©2018 Michael Devers
on October 15, 2018
In the past, I’ve spent a lot of time planning to do something, and made very little progress. Once I left planning behind and got to work on the doing, progress flowed quickly.
Getting ready to do something is comfortable. We’re in our safe place and not out in the open. Our preparations are seen only by ourselves. No one criticizes and nothing is at risk. We have total control.
Once we start doing, we’re exposed. Our work appears in the sunlight for all to see. Some may love it, but, undoubtedly, some will hate it. It’s the risk we take when we actually do something and we can’t control either reaction. It’s foolish to even try. All we can do is the work, and the real work lies in the doing.
This doesn’t mean you should rush into a new venture with no planning at all. Planning is an important and necessary step, but it’s also where people stall the most. Like getting a rocket to the launch pad and never firing the engines. A rocket can only sit upright and ready to go for so long before the launch environment becomes unstable.

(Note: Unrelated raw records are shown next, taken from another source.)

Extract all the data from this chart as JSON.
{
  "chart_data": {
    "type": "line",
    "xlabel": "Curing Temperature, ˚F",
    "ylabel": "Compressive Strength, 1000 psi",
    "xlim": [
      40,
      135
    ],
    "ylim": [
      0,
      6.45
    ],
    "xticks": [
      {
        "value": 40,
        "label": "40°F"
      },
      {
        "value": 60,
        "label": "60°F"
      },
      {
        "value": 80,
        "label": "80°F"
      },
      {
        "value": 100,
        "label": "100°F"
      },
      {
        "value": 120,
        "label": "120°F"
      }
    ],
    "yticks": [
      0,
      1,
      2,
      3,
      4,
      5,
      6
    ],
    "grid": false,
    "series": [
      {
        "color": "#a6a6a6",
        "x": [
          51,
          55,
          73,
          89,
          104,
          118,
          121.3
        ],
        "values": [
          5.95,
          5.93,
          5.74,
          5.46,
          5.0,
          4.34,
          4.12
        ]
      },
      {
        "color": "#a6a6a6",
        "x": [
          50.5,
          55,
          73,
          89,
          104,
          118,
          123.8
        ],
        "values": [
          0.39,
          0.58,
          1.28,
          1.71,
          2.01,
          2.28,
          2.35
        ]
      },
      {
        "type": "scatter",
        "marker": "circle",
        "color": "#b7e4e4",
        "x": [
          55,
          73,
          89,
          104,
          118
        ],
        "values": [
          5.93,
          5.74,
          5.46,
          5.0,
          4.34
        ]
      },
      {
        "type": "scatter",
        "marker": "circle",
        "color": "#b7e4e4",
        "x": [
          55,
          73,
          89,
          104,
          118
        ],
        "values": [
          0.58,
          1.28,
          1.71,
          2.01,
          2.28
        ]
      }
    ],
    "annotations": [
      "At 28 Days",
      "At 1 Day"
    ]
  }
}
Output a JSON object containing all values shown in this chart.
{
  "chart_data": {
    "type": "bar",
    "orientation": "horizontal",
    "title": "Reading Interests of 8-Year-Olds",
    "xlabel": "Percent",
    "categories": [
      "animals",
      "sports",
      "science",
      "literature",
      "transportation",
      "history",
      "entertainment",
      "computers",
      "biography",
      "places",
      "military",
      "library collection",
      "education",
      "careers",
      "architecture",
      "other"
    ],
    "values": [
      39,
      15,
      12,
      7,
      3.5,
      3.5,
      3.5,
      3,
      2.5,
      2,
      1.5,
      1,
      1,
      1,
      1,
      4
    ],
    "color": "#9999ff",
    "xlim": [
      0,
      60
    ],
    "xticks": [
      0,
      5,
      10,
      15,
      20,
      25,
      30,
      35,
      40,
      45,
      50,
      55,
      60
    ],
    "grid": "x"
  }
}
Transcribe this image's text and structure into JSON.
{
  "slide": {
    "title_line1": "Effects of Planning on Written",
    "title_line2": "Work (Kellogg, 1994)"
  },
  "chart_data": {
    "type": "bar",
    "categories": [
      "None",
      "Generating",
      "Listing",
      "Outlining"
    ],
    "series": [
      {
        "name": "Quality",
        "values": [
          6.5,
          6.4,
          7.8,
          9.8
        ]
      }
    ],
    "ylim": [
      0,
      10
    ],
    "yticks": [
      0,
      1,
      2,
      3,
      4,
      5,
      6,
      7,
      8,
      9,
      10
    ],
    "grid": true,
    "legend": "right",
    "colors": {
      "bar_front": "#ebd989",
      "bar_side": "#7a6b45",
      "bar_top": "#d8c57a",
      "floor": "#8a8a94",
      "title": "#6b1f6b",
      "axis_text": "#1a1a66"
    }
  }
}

There’s very little value created in getting ready to do something. There’s extraordinary value in saying, “Come hell or high water, I start today,” and then following through on that statement.
This is the right time of year, the right month, the right week. Today is Monday, a perfect day to start. Even one small action taken moves the needle from “I’m getting ready to start” to “I started.” Put all of the plans in the drawer, strap on your helmet, and fire the engines.